Un gruppo parlamentare è per sempre. Almeno finchè dura la legislatura. Lo slogan di una pubblicità dei diamanti in voga negli anni Ottanta ben si addice ai gruppi parlamentari della Camera dei deputati presieduta da Laura Boldrini (nella foto). Che restano in vita anche se a farne parte ci sono meno dei venti deputati previsti dal regolamento grazie ad un escamotage semplice, ma efficace.  Il gruppo parlamentare di Per l’Italia – Centro democratico, quello presieduto da Lorenzo Dellai e fatto di transfughi di Scelta Civica ma anche di Bruno Tabacci ed alcuni suoi seguaci eletti nelle liste del Partito democratico, ha solo 13 deputati, ben sette in meno rispetto al minimo di venti per costituire un gruppo previsto dal regolamento di Montecitorio. Tuttavia, malgradio abbia perso dei pezzi nelle ultime settimane, quel gruppo continuerà ad esistere. E continuerà a percepire il contributo da parte della Camera per il proprio funzionamento e ad avere a disposizione personale interno ed esterno a Montecitorio, oltre a stanze ed uffici, merce particolarmente rara nel Palazzo da quando sono stati lasciati i locali dei palazzi Marini.

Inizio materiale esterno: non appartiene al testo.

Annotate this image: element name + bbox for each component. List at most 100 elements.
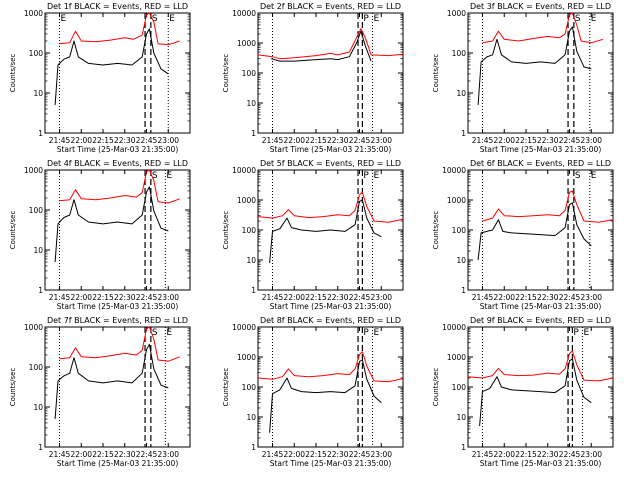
x-tick-label: 22:15	[515, 136, 537, 145]
y-tick-label: 10	[33, 246, 43, 255]
x-tick-label: 22:00	[283, 293, 305, 302]
panel-4: Det 4f BLACK = Events, RED = LLD 1 10 100 10…	[9, 159, 191, 311]
y-axis-label: Counts/sec	[432, 368, 440, 407]
y-tick-label: 10000	[232, 9, 256, 18]
plot-frame	[44, 12, 191, 134]
lld-series-line	[467, 350, 614, 382]
panel-title: Det 6f BLACK = Events, RED = LLD	[470, 159, 611, 168]
x-axis-label: Start Time (25-Mar-03 21:35:00)	[57, 459, 179, 468]
y-tick-label: 100	[452, 226, 467, 235]
time-marker-label: E	[61, 14, 67, 24]
panel-5: Det 5f BLACK = Events, RED = LLD 1 10 100 10…	[222, 159, 404, 311]
y-tick-label: 1	[461, 443, 466, 452]
y-tick-label: 10	[246, 413, 256, 422]
y-tick-label: 1000	[237, 196, 256, 205]
x-tick-label: 21:45	[472, 136, 494, 145]
x-axis-label: Start Time (25-Mar-03 21:35:00)	[270, 145, 392, 154]
panel-title: Det 3f BLACK = Events, RED = LLD	[470, 2, 611, 11]
panel-2: Det 2f BLACK = Events, RED = LLD 1 10 100 10…	[222, 2, 404, 154]
lld-series-line	[482, 190, 614, 223]
y-tick-label: 1000	[237, 353, 256, 362]
y-axis-label: Counts/sec	[432, 54, 440, 93]
y-tick-label: 1000	[447, 9, 466, 18]
time-marker-label: E	[374, 328, 380, 338]
x-tick-label: 22:45	[559, 450, 581, 459]
x-tick-label: 22:30	[327, 136, 349, 145]
plot-frame	[257, 326, 404, 448]
y-tick-label: 100	[452, 383, 467, 392]
y-axis-label: Counts/sec	[9, 211, 17, 250]
time-marker-label: E	[584, 328, 590, 338]
x-tick-label: 21:45	[49, 293, 71, 302]
x-tick-label: 22:00	[283, 136, 305, 145]
lld-series-line	[482, 12, 604, 44]
x-axis-label: Start Time (25-Mar-03 21:35:00)	[57, 145, 179, 154]
events-series-line	[479, 358, 592, 427]
panel-8: Det 8f BLACK = Events, RED = LLD 1 10 100 10…	[222, 316, 404, 468]
lld-series-line	[59, 12, 180, 46]
x-tick-label: 22:45	[559, 293, 581, 302]
x-axis-label: Start Time (25-Mar-03 21:35:00)	[480, 302, 602, 311]
events-series-line	[477, 202, 592, 261]
x-tick-label: 22:45	[349, 293, 371, 302]
time-marker-label: E	[591, 14, 597, 24]
y-tick-label: 10	[246, 99, 256, 108]
panel-title: Det 9f BLACK = Events, RED = LLD	[470, 316, 611, 325]
x-tick-label: 22:15	[305, 450, 327, 459]
x-tick-label: 22:30	[114, 136, 136, 145]
x-tick-label: 22:15	[515, 450, 537, 459]
time-marker-label: P	[363, 328, 369, 338]
x-axis-label: Start Time (25-Mar-03 21:35:00)	[57, 302, 179, 311]
x-tick-label: 22:15	[305, 293, 327, 302]
x-tick-label: 23:00	[157, 136, 179, 145]
lld-series-line	[59, 326, 180, 362]
lld-series-line	[257, 191, 404, 223]
time-marker-label: E	[166, 171, 172, 181]
time-marker-label: P	[363, 171, 369, 181]
x-tick-label: 23:00	[580, 450, 602, 459]
panel-1: Det 1f BLACK = Events, RED = LLD 1 10 100 10…	[9, 2, 191, 154]
time-marker-label: S	[575, 14, 581, 24]
x-tick-label: 23:00	[157, 450, 179, 459]
x-tick-label: 22:30	[537, 136, 559, 145]
x-tick-label: 22:00	[283, 450, 305, 459]
lld-series-line	[257, 351, 404, 383]
x-tick-label: 22:00	[493, 450, 515, 459]
y-tick-label: 1000	[24, 9, 43, 18]
y-tick-label: 100	[29, 363, 44, 372]
y-tick-label: 1000	[447, 196, 466, 205]
y-tick-label: 10000	[442, 323, 466, 332]
time-marker-label: S	[152, 14, 158, 24]
panel-3: Det 3f BLACK = Events, RED = LLD 1 10 100 10…	[432, 2, 614, 154]
time-marker-label: S	[152, 171, 158, 181]
events-series-line	[54, 186, 169, 263]
x-tick-label: 22:45	[136, 293, 158, 302]
events-series-line	[269, 359, 382, 433]
x-tick-label: 22:00	[493, 136, 515, 145]
plot-frame	[44, 326, 191, 448]
time-marker-label: P	[573, 328, 579, 338]
panel-title: Det 2f BLACK = Events, RED = LLD	[260, 2, 401, 11]
panel-9: Det 9f BLACK = Events, RED = LLD 1 10 100 10…	[432, 316, 614, 468]
x-tick-label: 23:00	[370, 450, 392, 459]
x-tick-label: 22:00	[70, 136, 92, 145]
x-tick-label: 21:45	[262, 136, 284, 145]
y-tick-label: 10	[33, 403, 43, 412]
time-marker-label: E	[374, 171, 380, 181]
y-tick-label: 1	[38, 286, 43, 295]
x-tick-label: 22:45	[349, 136, 371, 145]
plot-frame	[257, 12, 404, 134]
x-tick-label: 22:45	[136, 450, 158, 459]
y-tick-label: 1	[38, 443, 43, 452]
y-tick-label: 10000	[232, 166, 256, 175]
y-tick-label: 10000	[232, 323, 256, 332]
x-tick-label: 22:15	[305, 136, 327, 145]
x-tick-label: 21:45	[262, 293, 284, 302]
x-tick-label: 23:00	[580, 293, 602, 302]
y-tick-label: 10	[33, 89, 43, 98]
x-axis-label: Start Time (25-Mar-03 21:35:00)	[480, 145, 602, 154]
x-tick-label: 22:15	[92, 450, 114, 459]
panel-title: Det 5f BLACK = Events, RED = LLD	[260, 159, 401, 168]
x-axis-label: Start Time (25-Mar-03 21:35:00)	[270, 459, 392, 468]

Come è possibile questa eccezione? Semplice: lo ha deciso l’Ufficio di presidenza di Montecitorio, approvando la deroga con il voto contrario dei componenti M5S e l’astensione di quelli di Forza Italia e Lega. La “scialuppa di salvataggio” si chiama Bruno Tabacci, con il suo micro partito Centro Democratico, il cui nome è entrato a far parte integrante del gruppo parlamentare con un obiettivo chiaro: far passare il messaggio che quella componente fa riferimento ad una formazione politica che si è presentata autonomamente alle ultime elezioni e, di conseguenza, ha diritto di tribuna alla Camera malgrado abbia perso il numero minimo per fare il gruppo.

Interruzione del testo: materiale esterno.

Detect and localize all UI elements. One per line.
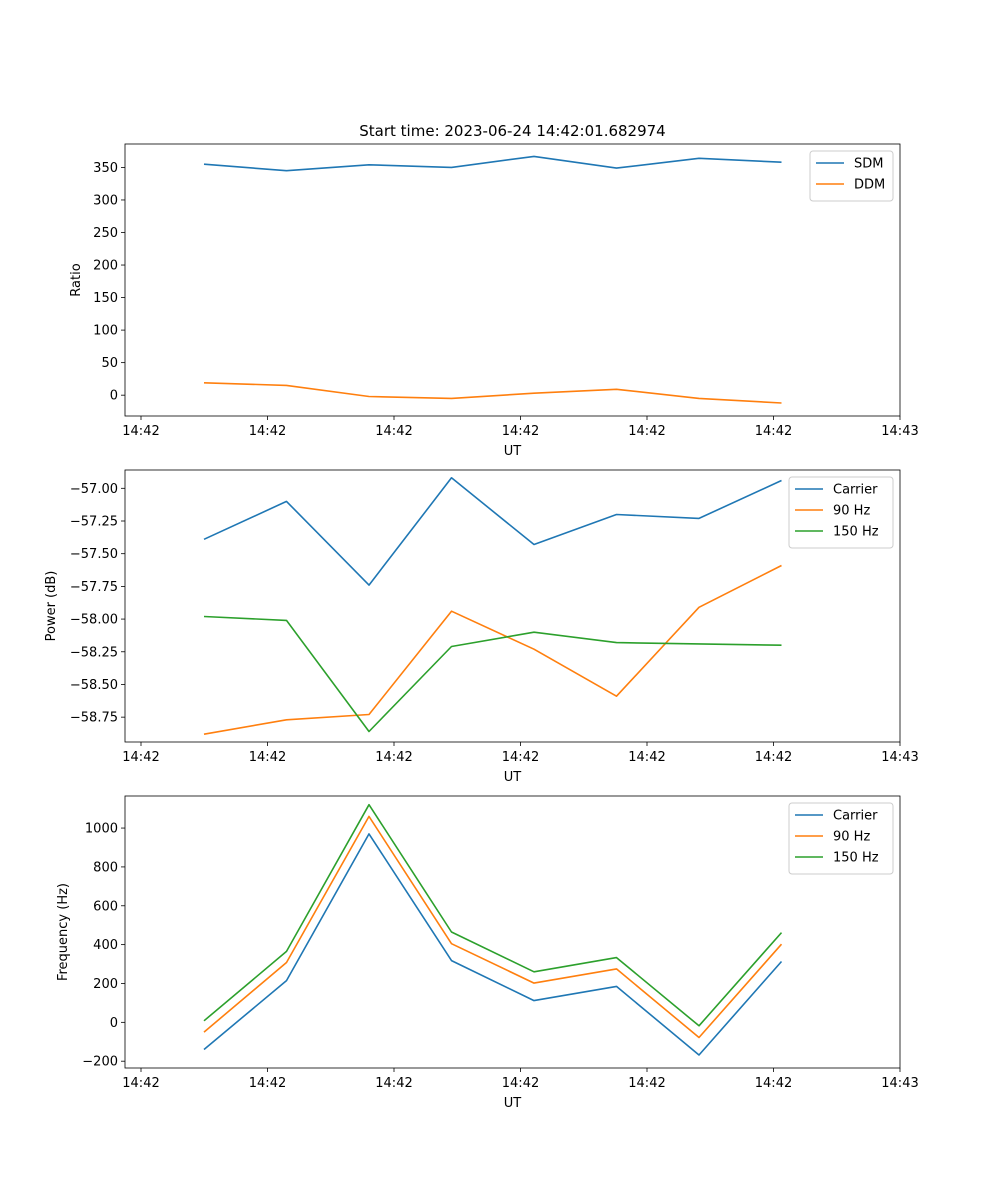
y-tick-label: −57.75 [70,580,118,595]
legend-label: DDM [854,178,885,193]
y-tick-label: −58.75 [70,711,118,726]
y-tick-label: −58.00 [70,613,118,628]
y-tick-label: −58.25 [70,645,118,660]
x-tick-label: 14:42 [502,1076,539,1091]
legend: SDM DDM [809,150,894,202]
y-tick-label: −58.50 [70,678,118,693]
y-axis-label: Ratio [69,263,84,296]
y-tick-label: −57.00 [70,482,118,497]
y-tick-label: 150 [93,291,118,306]
y-tick-label: 200 [93,259,118,274]
legend-label: Carrier [833,483,878,498]
y-tick-label: 1000 [85,822,118,837]
y-tick-label: 200 [93,977,118,992]
y-tick-label: 50 [101,356,118,371]
x-tick-label: 14:42 [122,750,159,765]
series-line-150-hz [203,803,783,1027]
y-tick-label: −57.50 [70,547,118,562]
x-tick-label: 14:42 [755,1076,792,1091]
legend: Carrier 90 Hz 150 Hz [788,802,894,875]
legend: Carrier 90 Hz 150 Hz [788,476,894,549]
y-axis-label: Frequency (Hz) [56,883,71,981]
plot-frame [124,469,901,743]
series-line-sdm [203,155,782,172]
x-tick-label: 14:42 [122,424,159,439]
y-tick-label: 400 [93,938,118,953]
x-tick-label: 14:42 [249,750,286,765]
y-tick-label: 250 [93,226,118,241]
x-tick-label: 14:42 [375,424,412,439]
x-tick-label: 14:42 [755,750,792,765]
y-tick-label: 300 [93,193,118,208]
y-tick-label: 600 [93,899,118,914]
chart-panel-3: 14:42 14:42 14:42 14:42 14:42 14:42 14:43 −200 0… [56,795,919,1111]
x-tick-label: 14:42 [249,424,286,439]
y-tick-label: 800 [93,860,118,875]
x-tick-label: 14:42 [755,424,792,439]
legend-label: 150 Hz [833,525,879,540]
legend-label: 90 Hz [833,504,870,519]
y-tick-label: 0 [110,1016,118,1031]
legend-label: 90 Hz [833,830,870,845]
chart-panel-2: 14:42 14:42 14:42 14:42 14:42 14:42 14:43 −58.7… [44,469,919,785]
panels: 14:42 14:42 14:42 14:42 14:42 14:42 14:43 0 50 10… [44,143,919,1111]
x-tick-label: 14:42 [249,1076,286,1091]
plot-frame [124,143,901,417]
legend-label: 150 Hz [833,851,879,866]
y-tick-label: −57.25 [70,515,118,530]
y-axis-label: Power (dB) [44,571,59,642]
x-tick-label: 14:42 [375,750,412,765]
x-tick-label: 14:43 [881,1076,918,1091]
y-tick-label: −200 [82,1055,118,1070]
series-line-150-hz [203,615,782,733]
legend-label: SDM [854,157,883,172]
y-tick-label: 0 [110,389,118,404]
series-line-ddm [203,382,782,404]
y-tick-label: 350 [93,161,118,176]
series-line-carrier [203,476,782,586]
x-tick-label: 14:42 [628,424,665,439]
x-tick-label: 14:42 [628,1076,665,1091]
series-line-90-hz [203,815,783,1039]
plot-frame [124,795,901,1069]
x-tick-label: 14:43 [881,424,918,439]
x-tick-label: 14:42 [628,750,665,765]
figure-title: Start time: 2023-06-24 14:42:01.682974 [359,122,665,140]
x-tick-label: 14:43 [881,750,918,765]
series-line-90-hz [203,564,782,735]
series-line-carrier [203,833,783,1056]
x-tick-label: 14:42 [502,750,539,765]
x-axis-label: UT [504,444,522,459]
x-tick-label: 14:42 [122,1076,159,1091]
legend-label: Carrier [833,809,878,824]
x-axis-label: UT [504,1096,522,1111]
x-tick-label: 14:42 [502,424,539,439]
y-tick-label: 100 [93,324,118,339]
chart-panel-1: 14:42 14:42 14:42 14:42 14:42 14:42 14:43 0 50 10… [69,143,919,459]
x-tick-label: 14:42 [375,1076,412,1091]
x-axis-label: UT [504,770,522,785]
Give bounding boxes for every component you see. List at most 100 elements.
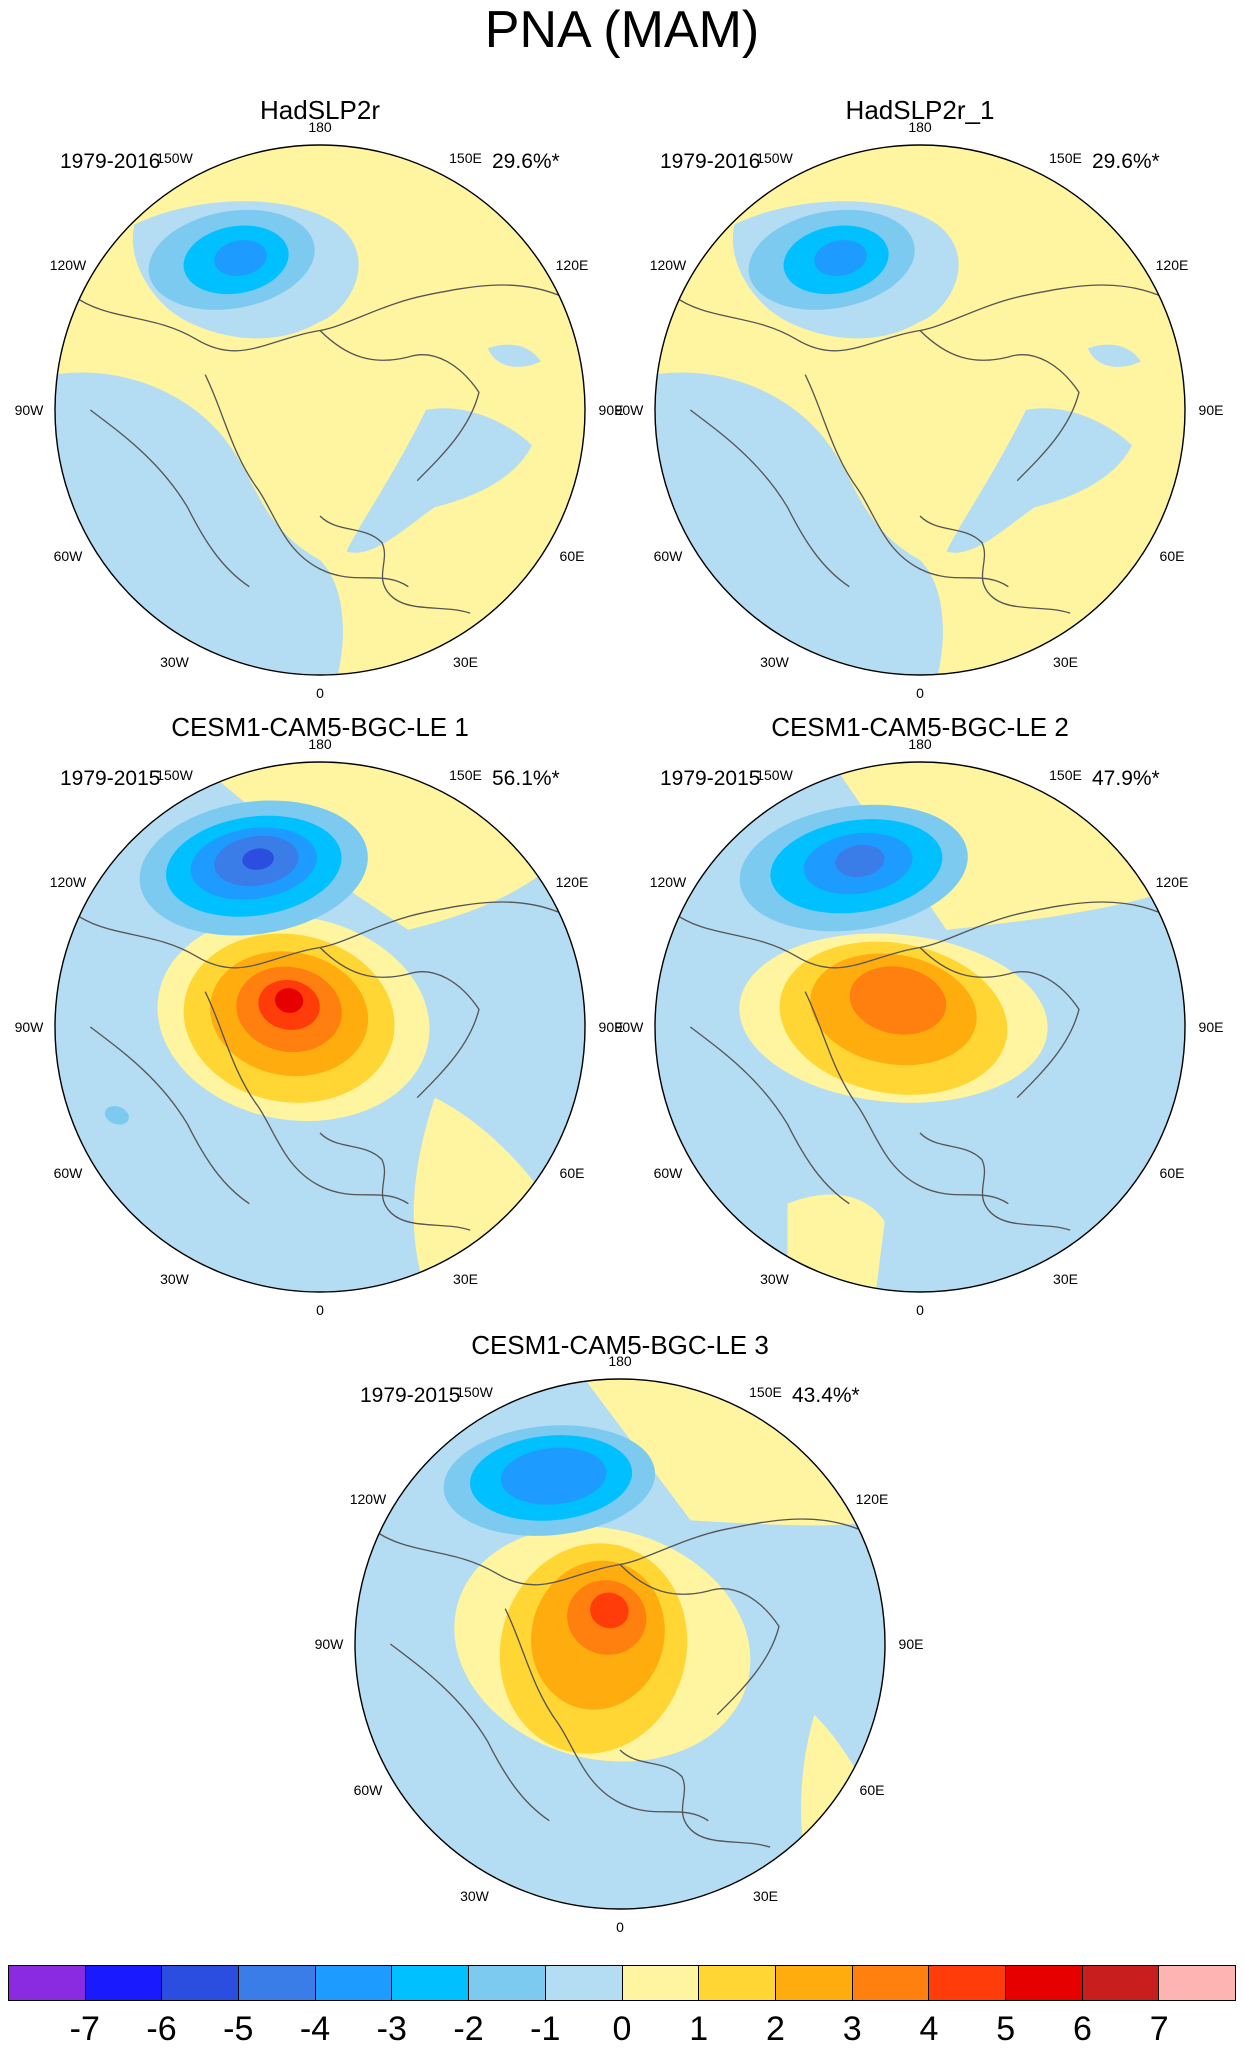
- longitude-label: 0: [916, 1302, 924, 1318]
- map-field: [655, 762, 1185, 1292]
- longitude-label: 120W: [649, 256, 687, 273]
- longitude-label: 120E: [1155, 256, 1189, 273]
- panel-title: CESM1-CAM5-BGC-LE 2: [771, 712, 1069, 742]
- longitude-label: 120W: [649, 873, 687, 890]
- longitude-label: 90E: [1198, 402, 1224, 418]
- colorbar-label: 5: [996, 2010, 1016, 2048]
- longitude-label: 90E: [898, 1636, 924, 1652]
- coastline: [919, 515, 1071, 614]
- longitude-label: 120W: [349, 1490, 387, 1507]
- coastline: [804, 374, 1009, 588]
- coastline: [919, 1132, 1071, 1231]
- map-border: [354, 1378, 886, 1910]
- coastline: [919, 330, 1080, 482]
- map-field: [55, 762, 585, 1292]
- colorbar-swatch: [9, 1966, 86, 2000]
- colorbar-label: -7: [69, 2010, 100, 2048]
- colorbar-swatch: [852, 1966, 930, 2000]
- longitude-label: 150W: [456, 1383, 493, 1400]
- colorbar-label: -5: [223, 2010, 254, 2048]
- negative-center: [835, 844, 885, 878]
- negative-region: [228, 567, 333, 675]
- longitude-label: 30W: [460, 1888, 489, 1904]
- variance-label: 43.4%*: [792, 1384, 860, 1407]
- coastline: [72, 901, 559, 969]
- colorbar-label: -1: [530, 2010, 561, 2048]
- polar-map: [654, 144, 1186, 676]
- coastline: [619, 1564, 780, 1716]
- longitude-label: 60W: [53, 547, 83, 564]
- longitude-label: 60E: [1159, 1164, 1185, 1181]
- colorbar-label: 3: [842, 2010, 862, 2048]
- longitude-label: 120W: [49, 256, 87, 273]
- longitude-label: 150E: [1049, 149, 1082, 166]
- positive-center: [590, 1592, 629, 1629]
- map-border: [54, 144, 586, 676]
- variance-label: 29.6%*: [1092, 150, 1160, 173]
- longitude-label: 0: [916, 685, 924, 701]
- coastline: [89, 1026, 250, 1205]
- negative-center: [814, 240, 867, 277]
- coastline: [319, 947, 480, 1099]
- positive-region: [787, 1194, 885, 1292]
- longitude-label: 120E: [1155, 873, 1189, 890]
- polar-map: [354, 1378, 886, 1910]
- map-field: [355, 1379, 885, 1909]
- negative-region: [346, 408, 532, 553]
- colorbar-swatch: [545, 1966, 623, 2000]
- longitude-label: 90W: [14, 1019, 44, 1035]
- longitude-label: 30E: [1053, 1271, 1078, 1287]
- colorbar-label: 1: [689, 2010, 709, 2048]
- longitude-label: 90W: [614, 1019, 644, 1035]
- colorbar-label: -6: [146, 2010, 177, 2048]
- longitude-label: 30W: [760, 1271, 789, 1287]
- colorbar-swatch: [469, 1966, 546, 2000]
- coastline: [689, 1026, 850, 1205]
- coastline: [204, 991, 409, 1205]
- coastline: [619, 1749, 771, 1848]
- negative-center: [500, 1447, 607, 1505]
- coastline: [804, 991, 1009, 1205]
- polar-map: [54, 761, 586, 1293]
- longitude-label: 120W: [49, 873, 87, 890]
- coastline: [389, 1643, 550, 1822]
- negative-region: [1087, 344, 1141, 367]
- longitude-label: 0: [316, 685, 324, 701]
- longitude-label: 0: [316, 1302, 324, 1318]
- colorbar-swatch: [929, 1966, 1006, 2000]
- longitude-label: 180: [608, 1353, 632, 1369]
- coastline: [672, 284, 1159, 352]
- period-label: 1979-2015: [660, 767, 761, 790]
- colorbar-label: 2: [766, 2010, 785, 2048]
- negative-center: [214, 240, 267, 277]
- longitude-label: 90W: [614, 402, 644, 418]
- longitude-label: 150W: [156, 766, 193, 783]
- colorbar-label: 7: [1149, 2010, 1169, 2048]
- longitude-label: 150E: [1049, 766, 1082, 783]
- coastline: [672, 901, 1159, 969]
- longitude-label: 30E: [1053, 654, 1078, 670]
- longitude-label: 60E: [859, 1781, 885, 1798]
- longitude-label: 60E: [1159, 547, 1185, 564]
- colorbar-swatch: [392, 1966, 470, 2000]
- period-label: 1979-2016: [60, 150, 161, 173]
- coastline: [919, 947, 1080, 1099]
- negative-center: [104, 1106, 129, 1125]
- longitude-label: 120E: [555, 873, 589, 890]
- longitude-label: 120E: [855, 1490, 889, 1507]
- negative-region: [946, 408, 1132, 553]
- longitude-label: 30W: [160, 1271, 189, 1287]
- coastline: [319, 515, 471, 614]
- colorbar-label: -2: [453, 2010, 484, 2048]
- period-label: 1979-2015: [360, 1384, 461, 1407]
- variance-label: 29.6%*: [492, 150, 560, 173]
- coastline: [319, 330, 480, 482]
- longitude-label: 0: [616, 1919, 624, 1935]
- map-border: [654, 761, 1186, 1293]
- longitude-label: 180: [908, 119, 932, 135]
- coastline: [89, 409, 250, 588]
- longitude-label: 90W: [14, 402, 44, 418]
- longitude-label: 30E: [453, 654, 478, 670]
- longitude-label: 150E: [749, 1383, 782, 1400]
- longitude-label: 150W: [756, 766, 793, 783]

La situazione è analoga per altri due gruppi a Montecitorio. Il primo è quello di Fratelli d’Italia-Alleanza nazionale, i cui soli otto deputati sono presieduti a Montecitorio da Fabio Rampelli, diventato famoso per aver roteato un fazzoletto tricolore durante un’azione violenta dei M5S in Aula all’altezza dei banchi del governo. L’altro è quello della Lega: a Montecitorio, il Carroccio di deputati ne ha soli diciassette malgrado l’arrivo di Barbara Saltamartini, che è l’unica donna della formazione. L’escamotage è lo stesso: hanno meno di venti deputati, ma siccome hanno corso alle Politiche, quei gruppi hanno diritto a restare. E a mantenersi stanze, personale e soldi.